The Fractal-Lattice Hubbard Model

TL;DR

This study explores the electronic and magnetic properties of the fractal-lattice Hubbard model on a Sierpinski triangle, revealing localized states, magnetic order, a Mott transition, and effects of spin-orbit coupling across different generations.

Contribution

It provides a comprehensive numerical analysis of the fractal-lattice Hubbard model, highlighting the influence of fractal geometry on electronic states, magnetic phases, and topological features.

Findings

Existence of localized states linked to symmetry and ferrimagnetism.

Persistence of magnetic order across all interaction strengths.
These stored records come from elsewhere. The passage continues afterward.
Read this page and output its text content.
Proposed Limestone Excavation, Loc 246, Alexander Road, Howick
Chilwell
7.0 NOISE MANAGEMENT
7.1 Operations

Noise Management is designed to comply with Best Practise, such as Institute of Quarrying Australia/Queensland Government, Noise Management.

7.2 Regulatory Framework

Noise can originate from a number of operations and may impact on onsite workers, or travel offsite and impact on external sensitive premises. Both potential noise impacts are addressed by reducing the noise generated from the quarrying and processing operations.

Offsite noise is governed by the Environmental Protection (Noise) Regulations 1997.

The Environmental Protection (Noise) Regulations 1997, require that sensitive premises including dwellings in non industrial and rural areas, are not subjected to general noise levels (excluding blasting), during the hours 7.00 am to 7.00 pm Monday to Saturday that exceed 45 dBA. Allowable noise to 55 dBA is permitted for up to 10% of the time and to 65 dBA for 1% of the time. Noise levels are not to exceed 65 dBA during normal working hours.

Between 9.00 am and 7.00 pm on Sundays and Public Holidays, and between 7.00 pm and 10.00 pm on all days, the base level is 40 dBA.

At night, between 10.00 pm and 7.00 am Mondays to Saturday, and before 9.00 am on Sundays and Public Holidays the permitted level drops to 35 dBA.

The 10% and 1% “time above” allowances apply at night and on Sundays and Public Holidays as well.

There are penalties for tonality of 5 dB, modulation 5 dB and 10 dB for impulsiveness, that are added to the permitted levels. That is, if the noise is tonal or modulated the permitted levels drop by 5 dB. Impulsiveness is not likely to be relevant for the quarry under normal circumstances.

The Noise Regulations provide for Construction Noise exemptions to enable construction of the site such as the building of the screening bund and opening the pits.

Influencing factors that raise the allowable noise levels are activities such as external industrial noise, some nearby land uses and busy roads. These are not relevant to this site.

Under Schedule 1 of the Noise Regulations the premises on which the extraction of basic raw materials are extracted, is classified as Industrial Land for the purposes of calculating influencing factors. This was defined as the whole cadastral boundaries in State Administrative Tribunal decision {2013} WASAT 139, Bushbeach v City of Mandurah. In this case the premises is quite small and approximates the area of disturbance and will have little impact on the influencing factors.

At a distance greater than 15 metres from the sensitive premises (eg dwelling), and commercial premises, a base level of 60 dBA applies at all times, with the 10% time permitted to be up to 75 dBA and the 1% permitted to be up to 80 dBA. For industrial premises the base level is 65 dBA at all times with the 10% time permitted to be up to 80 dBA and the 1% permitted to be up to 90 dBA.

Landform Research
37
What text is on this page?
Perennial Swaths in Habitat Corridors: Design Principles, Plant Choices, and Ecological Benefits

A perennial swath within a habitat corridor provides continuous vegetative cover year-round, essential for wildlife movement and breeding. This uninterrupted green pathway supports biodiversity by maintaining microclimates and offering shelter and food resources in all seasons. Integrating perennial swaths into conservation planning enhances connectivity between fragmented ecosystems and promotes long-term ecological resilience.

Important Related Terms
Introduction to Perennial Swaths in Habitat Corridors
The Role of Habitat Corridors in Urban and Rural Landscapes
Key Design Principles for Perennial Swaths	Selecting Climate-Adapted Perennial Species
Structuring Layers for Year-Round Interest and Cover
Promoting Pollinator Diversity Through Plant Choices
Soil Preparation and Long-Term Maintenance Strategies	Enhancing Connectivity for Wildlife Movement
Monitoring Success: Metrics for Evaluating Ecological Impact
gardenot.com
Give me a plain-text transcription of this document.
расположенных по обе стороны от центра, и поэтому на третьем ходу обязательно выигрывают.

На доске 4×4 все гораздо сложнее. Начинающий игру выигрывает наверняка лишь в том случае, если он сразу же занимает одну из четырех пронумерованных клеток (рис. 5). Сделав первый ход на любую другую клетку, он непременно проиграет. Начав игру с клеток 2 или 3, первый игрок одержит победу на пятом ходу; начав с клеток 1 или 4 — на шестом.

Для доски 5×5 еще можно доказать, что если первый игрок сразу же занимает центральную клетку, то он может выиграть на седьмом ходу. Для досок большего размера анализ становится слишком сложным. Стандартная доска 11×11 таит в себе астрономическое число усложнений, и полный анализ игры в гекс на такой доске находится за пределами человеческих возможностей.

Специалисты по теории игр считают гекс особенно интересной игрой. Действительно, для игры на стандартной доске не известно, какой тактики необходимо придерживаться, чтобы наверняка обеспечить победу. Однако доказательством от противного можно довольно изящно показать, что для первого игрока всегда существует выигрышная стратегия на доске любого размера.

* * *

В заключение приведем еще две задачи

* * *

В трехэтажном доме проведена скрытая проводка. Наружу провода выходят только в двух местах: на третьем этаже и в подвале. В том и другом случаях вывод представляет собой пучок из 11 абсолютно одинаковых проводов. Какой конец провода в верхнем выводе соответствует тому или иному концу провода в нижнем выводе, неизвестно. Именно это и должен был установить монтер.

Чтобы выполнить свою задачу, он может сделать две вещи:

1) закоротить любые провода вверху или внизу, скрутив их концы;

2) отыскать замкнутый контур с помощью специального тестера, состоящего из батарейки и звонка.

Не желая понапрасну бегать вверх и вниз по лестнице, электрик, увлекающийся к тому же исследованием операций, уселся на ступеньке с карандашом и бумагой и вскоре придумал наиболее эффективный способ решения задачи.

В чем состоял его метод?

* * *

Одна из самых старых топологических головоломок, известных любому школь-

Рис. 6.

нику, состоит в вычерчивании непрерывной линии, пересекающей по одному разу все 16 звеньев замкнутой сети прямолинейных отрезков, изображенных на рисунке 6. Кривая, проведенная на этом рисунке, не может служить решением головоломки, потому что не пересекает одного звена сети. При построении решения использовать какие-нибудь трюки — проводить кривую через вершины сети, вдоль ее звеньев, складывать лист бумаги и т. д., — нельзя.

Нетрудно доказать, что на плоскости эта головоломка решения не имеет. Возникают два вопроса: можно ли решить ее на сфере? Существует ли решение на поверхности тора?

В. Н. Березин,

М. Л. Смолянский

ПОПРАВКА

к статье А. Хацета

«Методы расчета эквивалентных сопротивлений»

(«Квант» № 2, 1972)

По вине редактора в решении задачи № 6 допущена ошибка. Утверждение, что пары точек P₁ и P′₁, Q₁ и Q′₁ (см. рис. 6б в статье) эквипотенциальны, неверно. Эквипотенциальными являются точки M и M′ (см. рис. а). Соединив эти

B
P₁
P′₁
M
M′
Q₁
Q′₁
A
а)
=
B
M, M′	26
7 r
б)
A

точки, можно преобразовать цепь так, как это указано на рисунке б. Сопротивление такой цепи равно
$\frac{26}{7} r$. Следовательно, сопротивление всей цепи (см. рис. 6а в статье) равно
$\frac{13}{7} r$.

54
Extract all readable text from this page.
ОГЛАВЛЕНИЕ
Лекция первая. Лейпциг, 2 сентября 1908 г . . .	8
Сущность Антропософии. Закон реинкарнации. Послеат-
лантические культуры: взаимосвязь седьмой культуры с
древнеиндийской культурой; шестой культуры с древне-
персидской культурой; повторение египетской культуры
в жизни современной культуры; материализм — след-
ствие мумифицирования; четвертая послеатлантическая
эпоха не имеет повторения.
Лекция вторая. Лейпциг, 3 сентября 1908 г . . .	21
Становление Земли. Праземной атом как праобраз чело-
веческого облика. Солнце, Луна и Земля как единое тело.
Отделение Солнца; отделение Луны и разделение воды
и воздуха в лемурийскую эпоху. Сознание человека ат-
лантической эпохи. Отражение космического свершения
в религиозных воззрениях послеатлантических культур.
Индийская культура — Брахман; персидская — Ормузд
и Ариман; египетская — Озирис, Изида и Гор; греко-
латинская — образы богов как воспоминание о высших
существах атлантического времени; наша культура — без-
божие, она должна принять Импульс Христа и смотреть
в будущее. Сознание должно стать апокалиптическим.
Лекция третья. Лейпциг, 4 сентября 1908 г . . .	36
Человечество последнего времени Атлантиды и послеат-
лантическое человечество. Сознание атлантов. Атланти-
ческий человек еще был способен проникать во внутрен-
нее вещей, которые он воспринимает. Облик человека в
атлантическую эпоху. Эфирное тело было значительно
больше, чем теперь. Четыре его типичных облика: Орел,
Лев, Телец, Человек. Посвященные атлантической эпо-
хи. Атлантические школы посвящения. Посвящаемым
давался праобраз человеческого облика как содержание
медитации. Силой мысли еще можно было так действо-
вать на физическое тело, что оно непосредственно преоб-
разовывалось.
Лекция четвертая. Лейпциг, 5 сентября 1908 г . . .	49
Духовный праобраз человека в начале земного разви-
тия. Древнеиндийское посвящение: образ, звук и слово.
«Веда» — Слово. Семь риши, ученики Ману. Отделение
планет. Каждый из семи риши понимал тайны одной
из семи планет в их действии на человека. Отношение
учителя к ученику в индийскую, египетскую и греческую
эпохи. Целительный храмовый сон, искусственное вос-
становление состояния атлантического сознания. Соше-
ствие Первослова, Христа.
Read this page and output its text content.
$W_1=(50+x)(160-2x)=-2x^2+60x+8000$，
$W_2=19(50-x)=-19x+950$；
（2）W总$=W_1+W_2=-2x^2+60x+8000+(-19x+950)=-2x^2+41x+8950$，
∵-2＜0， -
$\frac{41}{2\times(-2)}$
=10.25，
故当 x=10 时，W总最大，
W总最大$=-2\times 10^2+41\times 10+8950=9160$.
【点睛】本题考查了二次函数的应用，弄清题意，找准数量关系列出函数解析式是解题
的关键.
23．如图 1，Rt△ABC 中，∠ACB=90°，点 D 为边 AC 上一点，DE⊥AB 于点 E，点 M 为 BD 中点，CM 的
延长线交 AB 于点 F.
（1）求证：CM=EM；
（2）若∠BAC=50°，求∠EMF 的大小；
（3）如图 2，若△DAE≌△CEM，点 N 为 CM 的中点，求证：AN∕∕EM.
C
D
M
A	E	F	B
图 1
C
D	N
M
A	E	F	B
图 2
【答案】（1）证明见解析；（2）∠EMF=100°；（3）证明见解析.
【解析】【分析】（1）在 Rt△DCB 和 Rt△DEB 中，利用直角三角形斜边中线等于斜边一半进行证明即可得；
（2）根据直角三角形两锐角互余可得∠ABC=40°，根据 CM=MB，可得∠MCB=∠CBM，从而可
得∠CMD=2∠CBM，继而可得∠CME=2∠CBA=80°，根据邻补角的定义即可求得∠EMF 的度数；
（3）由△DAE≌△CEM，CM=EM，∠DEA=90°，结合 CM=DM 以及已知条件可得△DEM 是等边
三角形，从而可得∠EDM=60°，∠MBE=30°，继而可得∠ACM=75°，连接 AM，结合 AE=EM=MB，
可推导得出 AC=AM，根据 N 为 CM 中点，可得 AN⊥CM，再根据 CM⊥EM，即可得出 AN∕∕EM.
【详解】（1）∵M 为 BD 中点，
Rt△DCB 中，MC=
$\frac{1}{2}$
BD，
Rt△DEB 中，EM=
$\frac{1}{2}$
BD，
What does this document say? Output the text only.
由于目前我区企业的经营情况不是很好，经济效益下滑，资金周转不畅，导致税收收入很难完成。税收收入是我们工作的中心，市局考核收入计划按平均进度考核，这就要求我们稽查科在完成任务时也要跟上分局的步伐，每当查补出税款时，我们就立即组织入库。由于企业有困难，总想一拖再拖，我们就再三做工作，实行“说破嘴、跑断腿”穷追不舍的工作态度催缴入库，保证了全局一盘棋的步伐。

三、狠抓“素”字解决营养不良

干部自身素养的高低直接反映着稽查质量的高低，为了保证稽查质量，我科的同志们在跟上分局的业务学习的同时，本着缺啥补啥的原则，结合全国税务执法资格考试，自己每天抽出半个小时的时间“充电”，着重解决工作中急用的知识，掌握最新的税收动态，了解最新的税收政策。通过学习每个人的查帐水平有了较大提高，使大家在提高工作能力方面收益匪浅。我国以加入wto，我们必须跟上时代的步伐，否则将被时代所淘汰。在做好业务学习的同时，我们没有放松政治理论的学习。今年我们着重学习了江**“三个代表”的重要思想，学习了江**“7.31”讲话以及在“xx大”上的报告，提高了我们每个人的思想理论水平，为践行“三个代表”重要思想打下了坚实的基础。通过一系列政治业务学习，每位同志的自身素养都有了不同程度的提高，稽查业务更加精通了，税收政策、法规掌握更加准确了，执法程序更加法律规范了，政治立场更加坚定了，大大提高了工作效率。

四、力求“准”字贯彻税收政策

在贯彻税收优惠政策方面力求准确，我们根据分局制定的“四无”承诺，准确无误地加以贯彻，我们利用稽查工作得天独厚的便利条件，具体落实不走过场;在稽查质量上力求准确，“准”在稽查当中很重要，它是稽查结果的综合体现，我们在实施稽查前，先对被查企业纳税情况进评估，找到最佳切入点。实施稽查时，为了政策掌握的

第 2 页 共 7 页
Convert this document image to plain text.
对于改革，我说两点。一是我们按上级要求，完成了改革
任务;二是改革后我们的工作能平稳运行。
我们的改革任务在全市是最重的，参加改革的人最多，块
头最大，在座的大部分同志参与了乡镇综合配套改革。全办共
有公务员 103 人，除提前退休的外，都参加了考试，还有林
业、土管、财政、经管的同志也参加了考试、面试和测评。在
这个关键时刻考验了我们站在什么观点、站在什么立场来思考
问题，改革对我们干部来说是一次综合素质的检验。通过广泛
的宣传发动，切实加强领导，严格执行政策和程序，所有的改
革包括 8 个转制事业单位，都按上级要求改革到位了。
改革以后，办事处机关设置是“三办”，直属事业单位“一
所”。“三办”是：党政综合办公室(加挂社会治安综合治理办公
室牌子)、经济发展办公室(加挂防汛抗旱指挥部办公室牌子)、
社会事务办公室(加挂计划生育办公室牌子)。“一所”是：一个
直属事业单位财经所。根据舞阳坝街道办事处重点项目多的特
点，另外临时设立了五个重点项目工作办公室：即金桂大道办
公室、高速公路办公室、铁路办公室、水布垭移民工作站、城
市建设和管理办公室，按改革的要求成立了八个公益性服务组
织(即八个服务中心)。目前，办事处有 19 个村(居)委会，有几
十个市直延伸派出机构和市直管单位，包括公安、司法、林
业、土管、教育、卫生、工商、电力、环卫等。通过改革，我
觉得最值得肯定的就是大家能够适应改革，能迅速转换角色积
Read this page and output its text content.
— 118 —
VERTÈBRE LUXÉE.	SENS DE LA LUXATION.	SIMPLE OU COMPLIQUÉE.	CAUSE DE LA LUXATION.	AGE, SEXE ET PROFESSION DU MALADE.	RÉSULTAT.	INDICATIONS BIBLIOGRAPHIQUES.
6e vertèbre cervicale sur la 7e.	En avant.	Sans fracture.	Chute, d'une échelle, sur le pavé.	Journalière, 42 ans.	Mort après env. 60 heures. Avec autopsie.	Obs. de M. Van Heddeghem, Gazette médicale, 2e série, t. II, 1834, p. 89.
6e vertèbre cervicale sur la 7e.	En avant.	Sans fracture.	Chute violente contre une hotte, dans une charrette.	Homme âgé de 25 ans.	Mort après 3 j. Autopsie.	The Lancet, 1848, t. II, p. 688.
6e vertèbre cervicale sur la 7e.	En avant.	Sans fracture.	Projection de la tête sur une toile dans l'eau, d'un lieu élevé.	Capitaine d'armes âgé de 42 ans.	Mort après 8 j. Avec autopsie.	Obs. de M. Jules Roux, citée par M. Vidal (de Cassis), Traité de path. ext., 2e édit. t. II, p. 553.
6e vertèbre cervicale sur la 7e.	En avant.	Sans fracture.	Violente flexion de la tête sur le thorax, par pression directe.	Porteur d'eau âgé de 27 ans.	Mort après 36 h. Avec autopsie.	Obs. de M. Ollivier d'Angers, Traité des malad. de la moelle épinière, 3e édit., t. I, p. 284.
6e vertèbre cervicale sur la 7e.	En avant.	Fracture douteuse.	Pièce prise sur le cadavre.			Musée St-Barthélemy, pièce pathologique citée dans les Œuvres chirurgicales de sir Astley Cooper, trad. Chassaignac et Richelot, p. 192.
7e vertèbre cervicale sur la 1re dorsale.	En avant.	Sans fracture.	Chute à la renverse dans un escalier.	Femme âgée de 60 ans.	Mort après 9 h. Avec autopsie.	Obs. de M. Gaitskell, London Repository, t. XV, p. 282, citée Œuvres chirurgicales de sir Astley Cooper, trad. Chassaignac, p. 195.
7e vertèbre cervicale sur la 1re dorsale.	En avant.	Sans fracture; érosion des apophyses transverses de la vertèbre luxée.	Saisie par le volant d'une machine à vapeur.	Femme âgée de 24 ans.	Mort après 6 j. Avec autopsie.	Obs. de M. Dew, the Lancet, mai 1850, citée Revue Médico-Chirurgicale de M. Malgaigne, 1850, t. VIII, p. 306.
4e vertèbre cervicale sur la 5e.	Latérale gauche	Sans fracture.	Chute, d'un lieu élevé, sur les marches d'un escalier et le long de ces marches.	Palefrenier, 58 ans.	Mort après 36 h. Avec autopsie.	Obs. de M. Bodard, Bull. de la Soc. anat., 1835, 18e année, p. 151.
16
Observation of a Mott transition at U/t approximately 4.5.

Abstract

Here, we investigate the fractal-lattice Hubbard model using various numerical methods: exact diagonalization, the self-consistent diagonalization of a (mean-field) Hartree-Fock Hamiltonian and state-of-the-art Auxiliary-Field Quantum Monte Carlo. We focus on the Sierpinski triangle with Hausdorff dimension $1.58$ and consider several generations. In the tight-binding limit, we find compact localised states, which are also explained in terms of symmetry and linked to the formation of a ferrimagnetic phase at weak interaction. Simulations at half-filling revealed the persistence of this type of magnetic order for every value of interaction strength and a Mott transition for U/t $\sim$ 4.5. In addition, we found a remarkable dependence on the Hausdorff dimension regarding $i)$ the number of compact localised states in different generations, $ii)$ the scaling of the total many-body ground-state energy in the tight-binding limit, and $iii)$ the density of the states at the corners of the lattice for specific values of electronic filling. Moreover, in the presence of an intrinsic spin-orbit coupling, the zero-energy compact localized states become entangled and give rise to inner and outer corner modes.